Об этом знал Александр Грин, придумавший странный мир и населивший его странными людьми. Зурбаган, Лисс… Ассоль, Грей… Нет таких городов и имен таких нет. Но что проку, если есть на карте города, описанные иным каким-нибудь писателем, и имена его героев мы встречаем на каждом шагу? Да никакого проку нет от этого, потому что все равно и города, и имена – другие! И упаси вас бог задержаться в таком вот книжном городе дольше, чем позволил автор… С вами начнет твориться такое, чего никогда не могло бы твориться в реальном городе с тем же названием. Город запутает, обманет, одурманит вас, бросит на произвол судьбы и даже не вспомнит о том, что вы ходили по этим мостовым и глядели на эти здания. И жители города не смогут понять вас, станут глядеть странно и пройдут мимо, пожав плечами: «Да кто это? Разве мы были когда-нибудь знакомы?»
Неважно, кто из нас написал это, – важно другое: вы навсегда чужой в этом городе, и если даже будет вам предложено участвовать в чем-то, знайте: вас вовлекают в авантюру, сущности которой вы никогда не поймете, как не узнаете никогда, чем заняты одни герои, пока автор описывает других.
Нет более опасного заблуждения, чем уподобление книжной действительности – действительности реальной. Хитрые реалисты придумали массу способов, чтобы заставить нас принять одну за другую, сбить с толку правдоподобием. В конце концов огромными тиражами начали выходить очень правдоподобные книги, искусно имитирующие ситуации, в которых бываем мы с вами. Мы хохочем или заливаемся слезами, но вот что странно: эстетической эмоции мы при этом можем и не испытывать. Да, нам смешны герои, да, нам жаль их, но и то и другое переживание может совсем не отличаться от переживаний по поводу невзгод нашего соседа по лестничной площадке. А эстетическая эмоция – тоньше: в ней, например, к переживанию добавляется еще и сожаление или радость по поводу того, что так – не бывает.

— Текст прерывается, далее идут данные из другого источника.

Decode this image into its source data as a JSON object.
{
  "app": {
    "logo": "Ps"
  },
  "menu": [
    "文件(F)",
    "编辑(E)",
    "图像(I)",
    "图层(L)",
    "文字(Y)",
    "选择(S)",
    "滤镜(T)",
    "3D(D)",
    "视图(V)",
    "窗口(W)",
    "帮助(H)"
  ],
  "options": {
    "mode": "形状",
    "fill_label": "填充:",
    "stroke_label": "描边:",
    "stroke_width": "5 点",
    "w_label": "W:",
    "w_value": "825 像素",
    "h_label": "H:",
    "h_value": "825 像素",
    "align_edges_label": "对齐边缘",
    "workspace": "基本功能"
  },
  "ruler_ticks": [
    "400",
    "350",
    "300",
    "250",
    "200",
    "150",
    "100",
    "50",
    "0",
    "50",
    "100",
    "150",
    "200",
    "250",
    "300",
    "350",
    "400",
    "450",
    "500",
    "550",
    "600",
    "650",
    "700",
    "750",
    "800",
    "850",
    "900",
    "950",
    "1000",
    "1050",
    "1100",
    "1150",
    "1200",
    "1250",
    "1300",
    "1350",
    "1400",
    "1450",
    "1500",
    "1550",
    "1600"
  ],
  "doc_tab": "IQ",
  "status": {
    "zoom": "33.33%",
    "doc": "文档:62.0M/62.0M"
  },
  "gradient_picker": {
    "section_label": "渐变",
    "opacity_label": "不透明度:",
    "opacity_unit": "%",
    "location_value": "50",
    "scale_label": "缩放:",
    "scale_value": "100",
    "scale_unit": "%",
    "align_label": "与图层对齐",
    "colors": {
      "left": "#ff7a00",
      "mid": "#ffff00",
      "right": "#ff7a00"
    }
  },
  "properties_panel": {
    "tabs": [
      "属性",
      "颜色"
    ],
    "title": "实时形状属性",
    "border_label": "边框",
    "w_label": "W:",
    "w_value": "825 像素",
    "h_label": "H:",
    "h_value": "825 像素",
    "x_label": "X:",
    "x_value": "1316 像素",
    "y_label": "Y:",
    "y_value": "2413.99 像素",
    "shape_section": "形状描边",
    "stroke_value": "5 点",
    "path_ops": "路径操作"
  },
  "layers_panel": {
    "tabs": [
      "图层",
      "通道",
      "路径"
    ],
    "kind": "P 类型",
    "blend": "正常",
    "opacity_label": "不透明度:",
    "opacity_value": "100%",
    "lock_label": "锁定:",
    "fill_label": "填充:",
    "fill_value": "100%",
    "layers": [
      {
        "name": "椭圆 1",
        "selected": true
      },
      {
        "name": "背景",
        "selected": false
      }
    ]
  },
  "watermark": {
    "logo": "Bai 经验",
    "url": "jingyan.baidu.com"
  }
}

Эстетическая эмоция, по меньшей мере, двупланова, а по большей мере…
И если вынуть из эстетической эмоции представление о том, чего не бывает, – если вынуть из нее, другими словами, представление об условности, то зачем брать в руки книгу? Можно просто выйти на улицу и посмотреть вокруг: смеха и слез будет предостаточно. Но вот возвышающего нас смеха и возвышающих нас слез…
А взять да описать несколько часов нашей жизни, следуя только правде, ни на шаг не отступая в сторону,- не будет ли это немножко скучновато? Ведь когда мы начинаем пересказывать какой-нибудь случай, мы волей-неволей украшаем его несуществующими подробностями – и потом не помним, что из рассказанного нами было на самом деле. Можем ли мы вообще рассказать о чем-нибудь так, как это и было на самом деле? Психологи утверждают, что – нет. И, осудив Бояна вещего (»аще кому хотяше песнь творити, то растекашется мысию по древу, серым волком по земли, шизым орлом под облакы»), не так же ли точно – «по замышлению Боянови»! – поступил и сам автор «Слова о полку Игореве», изукрасив повествование множеством причудливых и в конце концов условных деталей?
Глава 8.
Лото на лету
Как ни странно, бегущему Петропавлу удалось догнать Летучего Нидерландца без особого напряжения: летел тот с такой же скоростью, с какой люди обычно ходят, и, кстати сказать, на очень небольшой высоте, а именно на высоте роста Петропавла. Оценив эти достоинства полета Летучего Нидерландца не слишком положительно, Петропавел разрешил себе задать вопрос вслух:
– Простите, если Вы летаете на такой высоте и с такой скоростью, зачем Вы вообще летаете?
Летучий Нидерландец остановился, некоторое время повисел без движения, неторопливо рассмотрел Петропавла и неточно процитировал:
– Рожденный ползать – понять не может.